Russia’s dominant geopolitical idea, then, is neither friends nor enemies — only interests.

In other words, the Russian government is behaving as states normally behave. Instead of complaining about this, we would be well-advised to pursue American interests with much less sentimental and ideological baggage than we do today.

When they are not baseless, many of Pirchner’s specific complaints about administration policy towards Russia are based on just this sort of baggage. Pirchner claims that the missile defense decision devalued “American promises worldwide,” which is debatable, but he then repeats discredited objections to New START when ratification of the treaty (along with its supposedly pro-Russian language) was strongly favored by NATO allied governments, including allies from eastern Europe. Had New START ratification failed, it would have done far more to devalue American promises and to ignore the concerns of American allies in Europe, and yet this is implicitly what Pirchner would have preferred. In general, the “reset” has enhanced eastern European security by reducing U.S.-Russian tensions, and it has created conditions that have not only seen a thaw in Russian-Ukrainian relations, but even a modest beginning of Polish-Russian rapprochement. It isn’t true that the administration’s behavior in Ukraine and Georgia has been “increasingly passive.” Anyone paying attention knows that this administration has made a point of condemning what it calls the Russian occupation of South Ossetia and Abkhazia.
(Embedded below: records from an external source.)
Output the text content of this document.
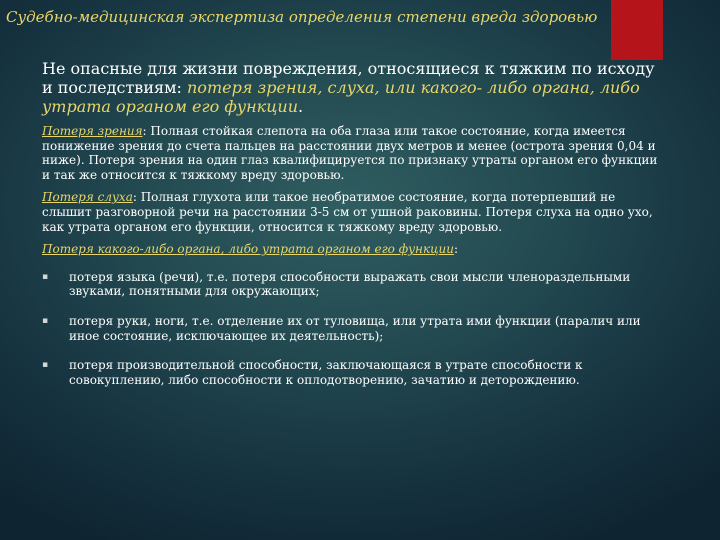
Судебно-медицинская экспертиза определения степени вреда здоровью

Не опасные для жизни повреждения, относящиеся к тяжким по исходу и последствиям: потеря зрения, слуха, или какого- либо органа, либо утрата органом его функции.

Потеря зрения: Полная стойкая слепота на оба глаза или такое состояние, когда имеется понижение зрения до счета пальцев на расстоянии двух метров и менее (острота зрения 0,04 и ниже). Потеря зрения на один глаз квалифицируется по признаку утраты органом его функции и так же относится к тяжкому вреду здоровью.

Потеря слуха: Полная глухота или такое необратимое состояние, когда потерпевший не слышит разговорной речи на расстоянии 3-5 см от ушной раковины. Потеря слуха на одно ухо, как утрата органом его функции, относится к тяжкому вреду здоровью.

Потеря какого-либо органа, либо утрата органом его функции:

▪ потеря языка (речи), т.е. потеря способности выражать свои мысли членораздельными звуками, понятными для окружающих;
▪ потеря руки, ноги, т.е. отделение их от туловища, или утрата ими функции (паралич или иное состояние, исключающее их деятельность);
▪ потеря производительной способности, заключающаяся в утрате способности к совокуплению, либо способности к оплодотворению, зачатию и деторождению.
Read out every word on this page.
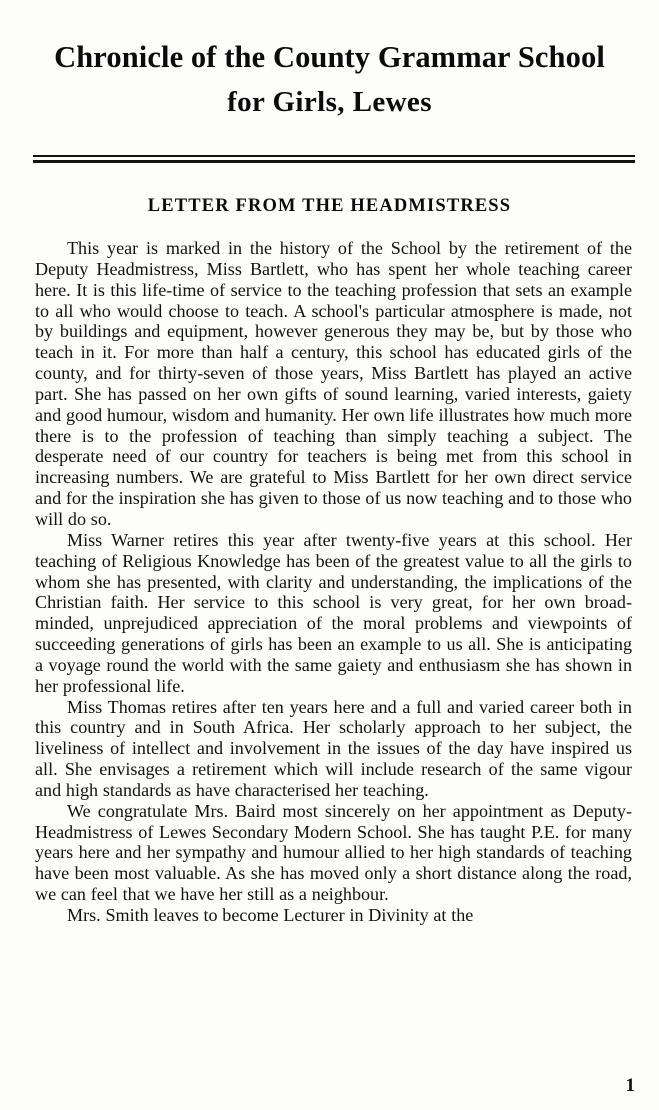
Chronicle of the County Grammar School
for Girls, Lewes
LETTER FROM THE HEADMISTRESS

This year is marked in the history of the School by the retirement of the Deputy Headmistress, Miss Bartlett, who has spent her whole teaching career here. It is this life-time of service to the teaching profession that sets an example to all who would choose to teach. A school's particular atmosphere is made, not by buildings and equipment, however generous they may be, but by those who teach in it. For more than half a century, this school has educated girls of the county, and for thirty-seven of those years, Miss Bartlett has played an active part. She has passed on her own gifts of sound learning, varied interests, gaiety and good humour, wisdom and humanity. Her own life illustrates how much more there is to the profession of teaching than simply teaching a subject. The desperate need of our country for teachers is being met from this school in increasing numbers. We are grateful to Miss Bartlett for her own direct service and for the inspiration she has given to those of us now teaching and to those who will do so.

Miss Warner retires this year after twenty-five years at this school. Her teaching of Religious Knowledge has been of the greatest value to all the girls to whom she has presented, with clarity and understanding, the implications of the Christian faith. Her service to this school is very great, for her own broad-minded, unprejudiced appreciation of the moral problems and viewpoints of succeeding generations of girls has been an example to us all. She is anticipating a voyage round the world with the same gaiety and enthusiasm she has shown in her professional life.

Miss Thomas retires after ten years here and a full and varied career both in this country and in South Africa. Her scholarly approach to her subject, the liveliness of intellect and involvement in the issues of the day have inspired us all. She envisages a retirement which will include research of the same vigour and high standards as have characterised her teaching.

We congratulate Mrs. Baird most sincerely on her appointment as Deputy-Headmistress of Lewes Secondary Modern School. She has taught P.E. for many years here and her sympathy and humour allied to her high standards of teaching have been most valuable. As she has moved only a short distance along the road, we can feel that we have her still as a neighbour.

Mrs. Smith leaves to become Lecturer in Divinity at the

1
What is surprising about Pirchner’s article is that the rest of it might as well have been written by someone else. Pirchner emphasizes shared U.S. and Russian interests in Central Asia and specifically in Kyrgyzstan, and he drives home the futility of trying to bring the separatist republics back under Georgian control. He claims that the expansion of Russian influence in Ukraine is contrary to U.S. interests, but this is simply asserted. In his concluding paragraph, he states:

Today, an increasingly closed Russia is driven by thoughts of greater influence in, or absorption of, the Christian parts of its former empire. This puts Moscow at odds with Washington in spite of common interests that include the fight against radical Islam, anti-proliferation initiatives, space cooperation, and nuclear cooperation.

What remains entirely unclear is why this puts Moscow at odds with Washington. The U.S. has no stake in blocking Russia’s “greater influence in, or absorption of, the Christian parts of its former empire.” Why should we be putting all those common interests at risk for the sake of unnecessary commitments where we have no interests?